L’histoire en elle-même raconte quelque chose. J’ai été blessé en 1996, l’année des Jeux d’Atlanta. C’était le moment le plus difficile de ma carrière, c’était vraiment l’année où je pouvais être champion olympique et j’ai été champion du monde l’année d’après. Je me souviens que j’ai reçu un courrier d’une personne qui disait : « Vous ne pouvez pas savoir comme ça m’a aidé, j’ai eu un cancer, j’étais dans une phase difficile et en vous voyant je me suis dit qu’il ne faut pas désespérer, il faut toujours se battre ». Heureusement qu’on n’y pense pas et qu’on ne l’imagine pas quand on court, mais les gens vont faire des transferts et c’est ce qui donne du sens. On est finalement loin de ce tour de piste, on ne le fait pas pour ça mais heureusement que ça a du sens, sinon on deviendrait fou.

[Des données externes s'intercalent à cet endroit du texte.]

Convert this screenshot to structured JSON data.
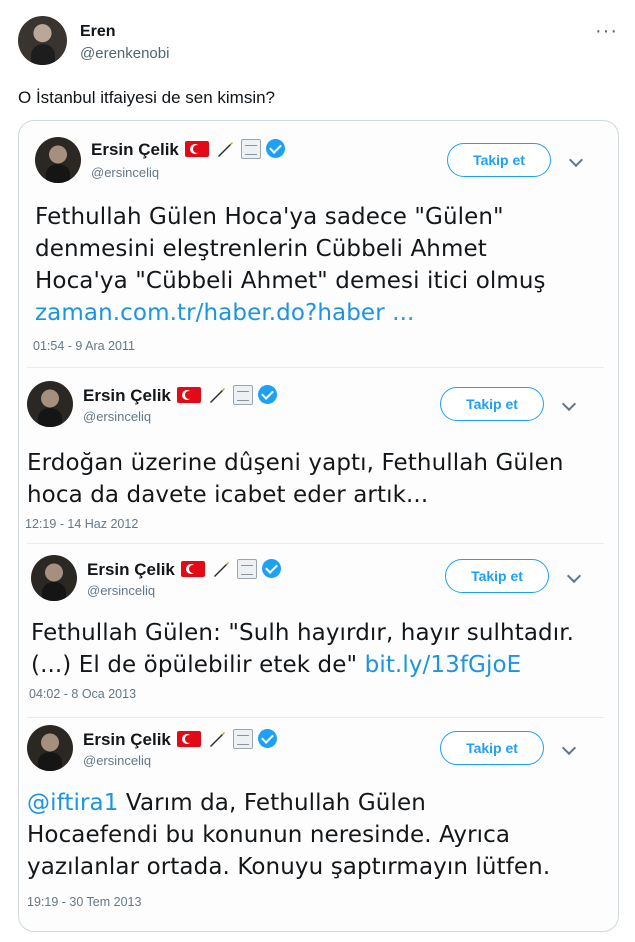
{
  "post": {
    "author_name": "Eren",
    "author_handle": "@erenkenobi",
    "text": "O İstanbul itfaiyesi de sen kimsin?"
  },
  "embedded_tweets": [
    {
      "name": "Ersin Çelik",
      "handle": "@ersinceliq",
      "follow_label": "Takip et",
      "text_lines": [
        "Fethullah Gülen Hoca'ya sadece \"Gülen\"",
        "denmesini eleştrenlerin Cübbeli Ahmet",
        "Hoca'ya \"Cübbeli Ahmet\" demesi itici olmuş"
      ],
      "link": "zaman.com.tr/haber.do?haber  ...",
      "timestamp": "01:54 - 9 Ara 2011"
    },
    {
      "name": "Ersin Çelik",
      "handle": "@ersinceliq",
      "follow_label": "Takip et",
      "text_lines": [
        "Erdoğan üzerine dûşeni yaptı, Fethullah Gülen",
        "hoca da davete icabet eder artık..."
      ],
      "timestamp": "12:19 - 14 Haz 2012"
    },
    {
      "name": "Ersin Çelik",
      "handle": "@ersinceliq",
      "follow_label": "Takip et",
      "text_lines": [
        "Fethullah Gülen: \"Sulh hayırdır, hayır sulhtadır.",
        "(...) El de öpülebilir etek de\""
      ],
      "link": "bit.ly/13fGjoE",
      "timestamp": "04:02 - 8 Oca 2013"
    },
    {
      "name": "Ersin Çelik",
      "handle": "@ersinceliq",
      "follow_label": "Takip et",
      "mention": "@iftira1",
      "text_lines": [
        "Varım da, Fethullah Gülen",
        "Hocaefendi bu konunun neresinde. Ayrıca",
        "yazılanlar ortada. Konuyu şaptırmayın lütfen."
      ],
      "timestamp": "19:19 - 30 Tem 2013"
    }
  ],
  "icons": {
    "more": "more-horizontal-icon",
    "flag": "turkish-flag-icon",
    "pen": "fountain-pen-icon",
    "note": "notepad-icon",
    "verified": "verified-badge-icon",
    "chevron": "chevron-down-icon"
  },
  "colors": {
    "link": "#1b95e0",
    "verified": "#1da1f2",
    "flag": "#e30a17"
  }
}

Vous avez un jeune devant vous qui veut devenir sportif. Que lui dites-vous ?

Je lui dis : « Fais-le pour les bonnes raisons ! Fais-le pour ce que tu as là, plus que là encore, pour ce qui te fait vibrer, mais fais-le pour les bonnes raisons ! Fais-le pour le parcours, pour l’aventure, pour la quête, et pas forcément pour…, pour un titre, bien sûr, pourquoi pas ? Pour devenir champion du monde. Mais pour le devenir, pas pour l’être. Pour devenir champion du monde ou champion olympique, pas pour l’être, champion du monde ou champion olympique.  Parce que l’enrichissement est sur le parcours souvent. On est des chercheurs d’or, oui, mais à la différence que, si on s’y prend bien, on s’enrichit beaucoup plus en chemin qu’à l’arrivée, même si à l’arrivée, on ne peut rien trouver. » Voilà, c’est ce que je lui conseillerais, et là il ne perdra jamais son temps et il ne sera jamais frustré.